I don't know how to tell them. I can't stand the thought of hurting them since they are so fragile. I think I will wait until tomorrow to tell them but I'm afraid I will break down on the phone and that will crush them. My dad is probably the most fragile when it comes to me. Mom is my best friend and she is stronger since she has gone through a lot with her tumor. I don't want to put that burden to fall on her to tell him. If I cry when I talk to them, it will really frighten them.

Not sure how I should tell them. I will try my best not to cry but just worrying about their reaction makes me cry. Any suggestions on how I should break the news to them?

I am going to schedule the labs and CT scan. Can someone tell me what those entail? Especially the CT scan? Also, once those are complete, what should I expect when I meet with the surgeon I haven't seen yet? What happens at the appointment after she gets my lab and CT results?

Thanks sooo much for any answers you can give me. I am a little in shock right now and I am more than a little afraid.
Deena

3 Comments
  • bobhess' Avatar
    bobhess

    Hi deena Im Bob you can find me here by the name bobhess. As far as your question about the labs and scan goes here is my experience. Labs are a simple drawing of the blood for myself they check blood counts and cea levels. CEA levels is a check for protein in blood and from my understanding helps determine if treatment is working. A note here I've have been in chemo treatments. The scan too is very simple. I was told to not eat or drink anything four hours prior to the scan. About one and a half hours before the scan I was given some kind of meds in a bottle of water and told to drink it and about thirty minutes before the scan the same. This simply tasted like water. Entering the scan room a tech inserted an iv which I was told was a dye to help identify different organs. The rest is pretty simply lying on a bed type table and following some breathing instructions. Other than the needle XXX both procedures are painless. What to expect I would say what the results show. I hope the best for you and enjoy Christmas and your family. As for family I feel they are some of my greatest support in this battle, along with God they are my rock.

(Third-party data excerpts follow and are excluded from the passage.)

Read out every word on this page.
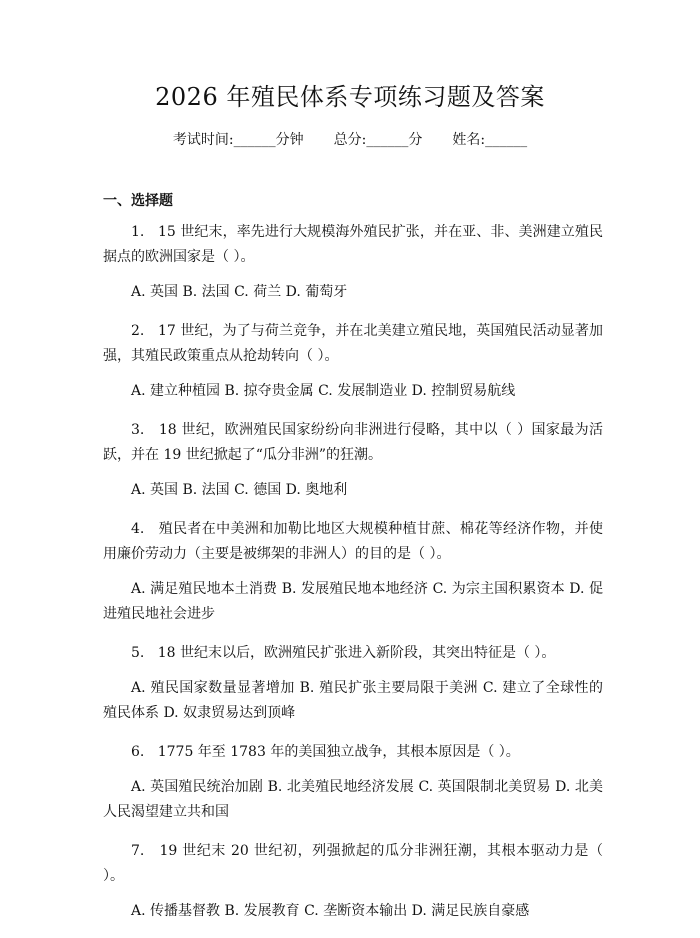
2026 年殖民体系专项练习题及答案
考试时间:______分钟 总分:______分 姓名:______
一、选择题

1. 15 世纪末，率先进行大规模海外殖民扩张，并在亚、非、美洲建立殖民据点的欧洲国家是（ ）。

A. 英国 B. 法国 C. 荷兰 D. 葡萄牙

2. 17 世纪，为了与荷兰竞争，并在北美建立殖民地，英国殖民活动显著加强，其殖民政策重点从抢劫转向（ ）。

A. 建立种植园 B. 掠夺贵金属 C. 发展制造业 D. 控制贸易航线

3. 18 世纪，欧洲殖民国家纷纷向非洲进行侵略，其中以（ ）国家最为活跃，并在 19 世纪掀起了“瓜分非洲”的狂潮。

A. 英国 B. 法国 C. 德国 D. 奥地利

4. 殖民者在中美洲和加勒比地区大规模种植甘蔗、棉花等经济作物，并使用廉价劳动力（主要是被绑架的非洲人）的目的是（ ）。

A. 满足殖民地本土消费 B. 发展殖民地本地经济 C. 为宗主国积累资本 D. 促进殖民地社会进步

5. 18 世纪末以后，欧洲殖民扩张进入新阶段，其突出特征是（ ）。

A. 殖民国家数量显著增加 B. 殖民扩张主要局限于美洲 C. 建立了全球性的殖民体系 D. 奴隶贸易达到顶峰

6. 1775 年至 1783 年的美国独立战争，其根本原因是（ ）。

A. 英国殖民统治加剧 B. 北美殖民地经济发展 C. 英国限制北美贸易 D. 北美人民渴望建立共和国

7. 19 世纪末 20 世纪初，列强掀起的瓜分非洲狂潮，其根本驱动力是（ ）。

A. 传播基督教 B. 发展教育 C. 垄断资本输出 D. 满足民族自豪感
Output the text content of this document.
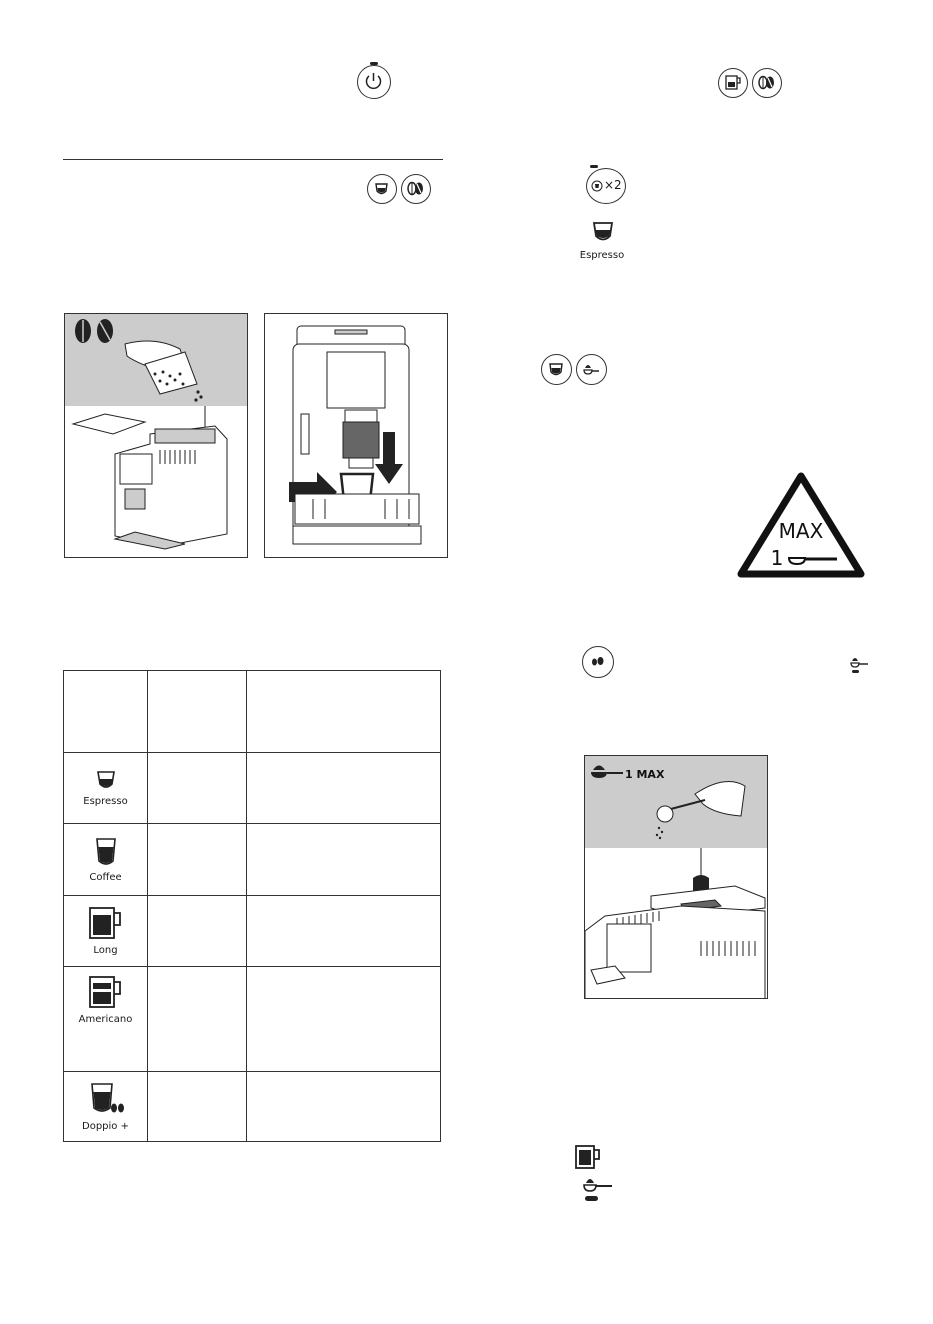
Espresso		

Coffee		

Long		

Americano		

Doppio +		

×2
Espresso
MAX
1
1 MAX
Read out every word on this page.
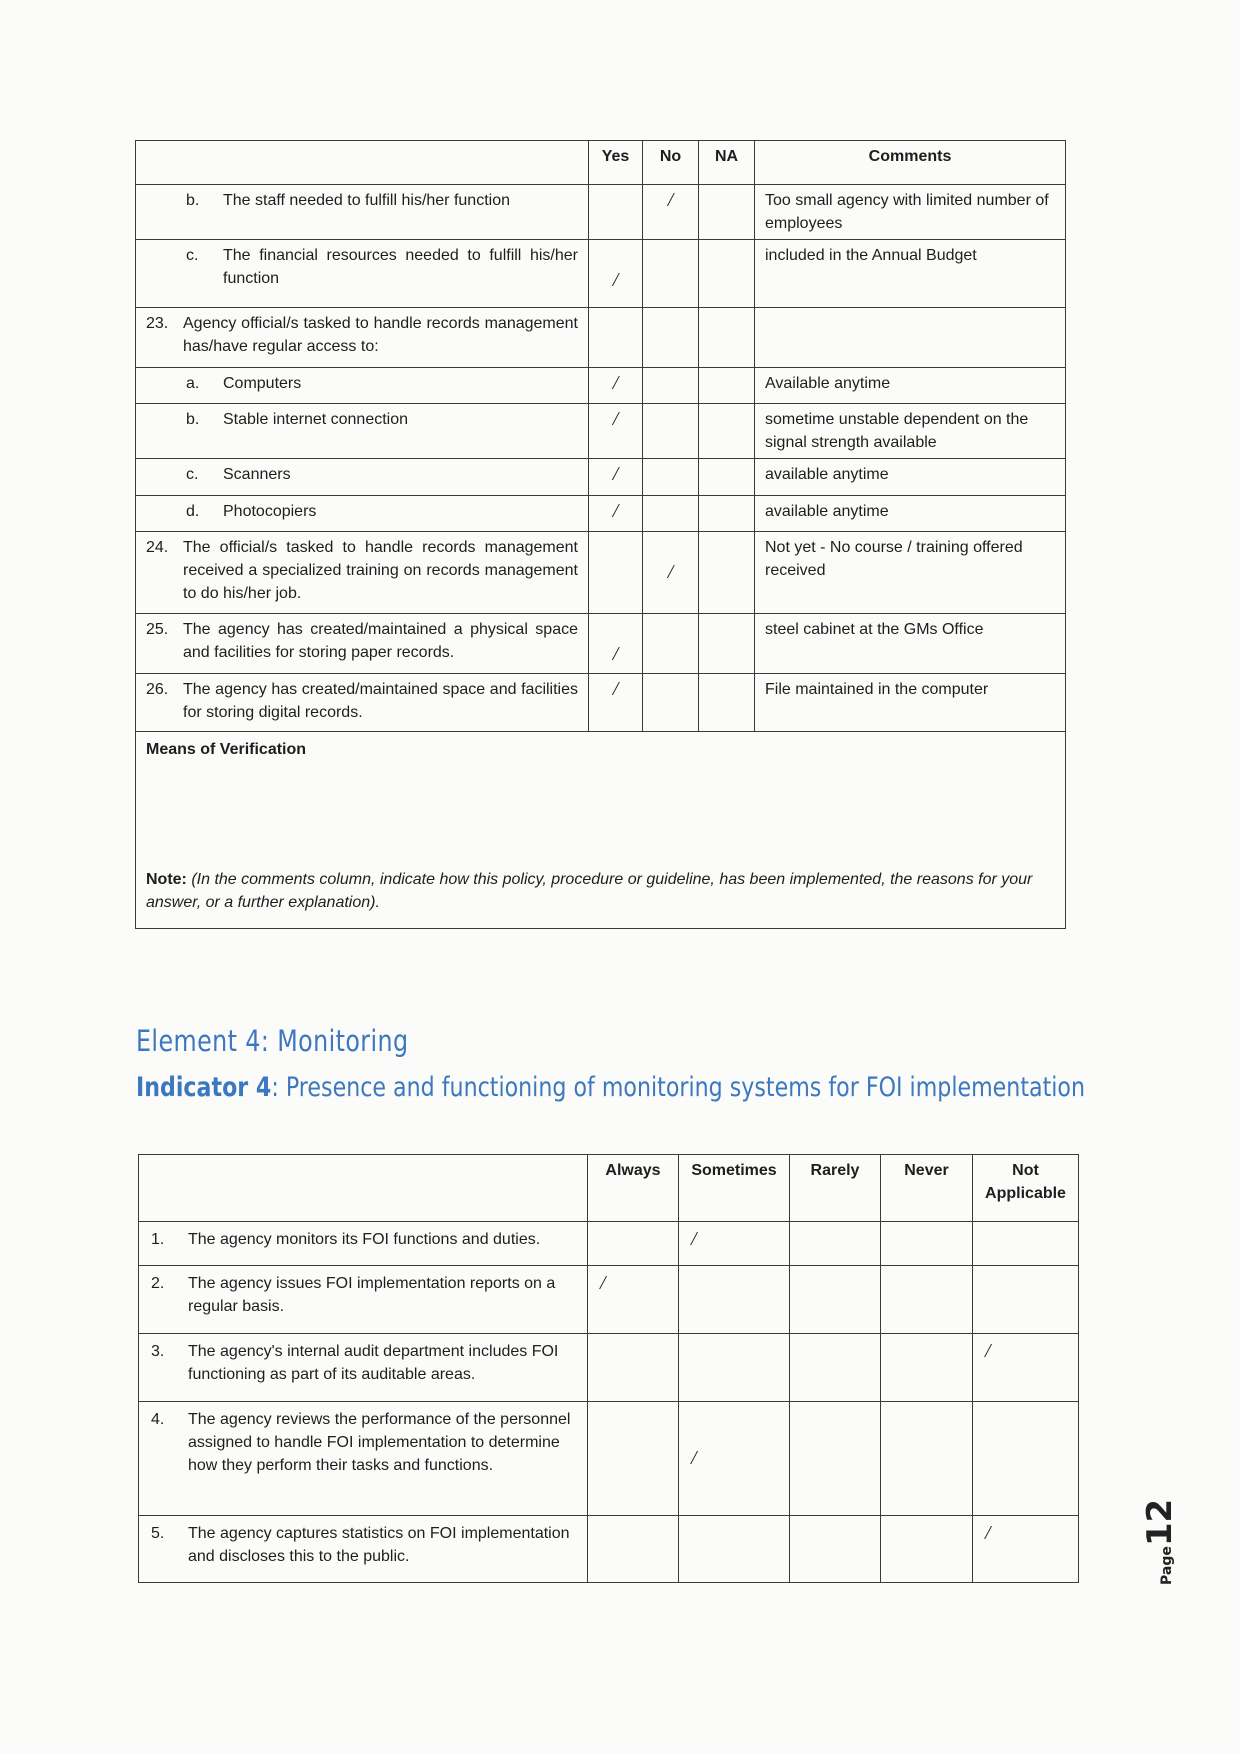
	Yes	No	NA	Comments

b. The staff needed to fulfill his/her function		/		Too small agency with limited number of employees

c. The financial resources needed to fulfill his/her function	/			included in the Annual Budget

23. Agency official/s tasked to handle records management has/have regular access to:				

a. Computers	/			Available anytime

b. Stable internet connection	/			sometime unstable dependent on the signal strength available

c. Scanners	/			available anytime

d. Photocopiers	/			available anytime

24. The official/s tasked to handle records management received a specialized training on records management to do his/her job.		/		Not yet - No course / training offered received

25. The agency has created/maintained a physical space and facilities for storing paper records.	/			steel cabinet at the GMs Office

26. The agency has created/maintained space and facilities for storing digital records.	/			File maintained in the computer

Means of Verification
Note: (In the comments column, indicate how this policy, procedure or guideline, has been implemented, the reasons for your answer, or a further explanation).				
Element 4: Monitoring
Indicator 4: Presence and functioning of monitoring systems for FOI implementation
	Always	Sometimes	Rarely	Never	Not Applicable

1. The agency monitors its FOI functions and duties.		/			

2. The agency issues FOI implementation reports on a regular basis.	/				

3. The agency's internal audit department includes FOI functioning as part of its auditable areas.					/

4. The agency reviews the performance of the personnel assigned to handle FOI implementation to determine how they perform their tasks and functions.		/			

5. The agency captures statistics on FOI implementation and discloses this to the public.					/
Page12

    PS my last cscan showed no signs of cancer and for that I'm grateful!!

    almost 8 years ago
  • danellsar's Avatar
    danellsar

    Deena- As Bob said, the labs will most likely be a blood draw to check for overall levels. A CT scan is just a big xray with an iv for contrast so they can see more. It's also likely that they will send you for a PET scan at some point soon. PET is another type of xray where they give you an iv, you have to fast for a bit (like 6 hours), and then the scan shows where the cancer is in your body.

    Once the doctors have all the scans and tests, they will put together a treatment plan for you. Many people need a combination of surgery, chemo, and radiation. Be patient as it can take several weeks to get through all this initial stuff and actually start treatment.

    Ask lots of questions. Keep a notebook and write down everything that everyone says at each appointment. Really, you'll be surprised how much you forget due to stress, so write it all down. It's also helpful to write down the names of the doctors and nurses you talk to so if, in the future, you need to refer back to a certain appointment, you know who you talked with.

    Family support is critical. I know it's hard when your parents are not in the best health themselves, but this will be a tough journey, and you need your #1 cheerleaders by your side!
    Ellen

    almost 8 years ago
  • MichaelS's Avatar
    MichaelS

    This was helpful. I guess two weeks is not too long a wait for starting treatment. My wife, my kids and I are on the edge of our seats.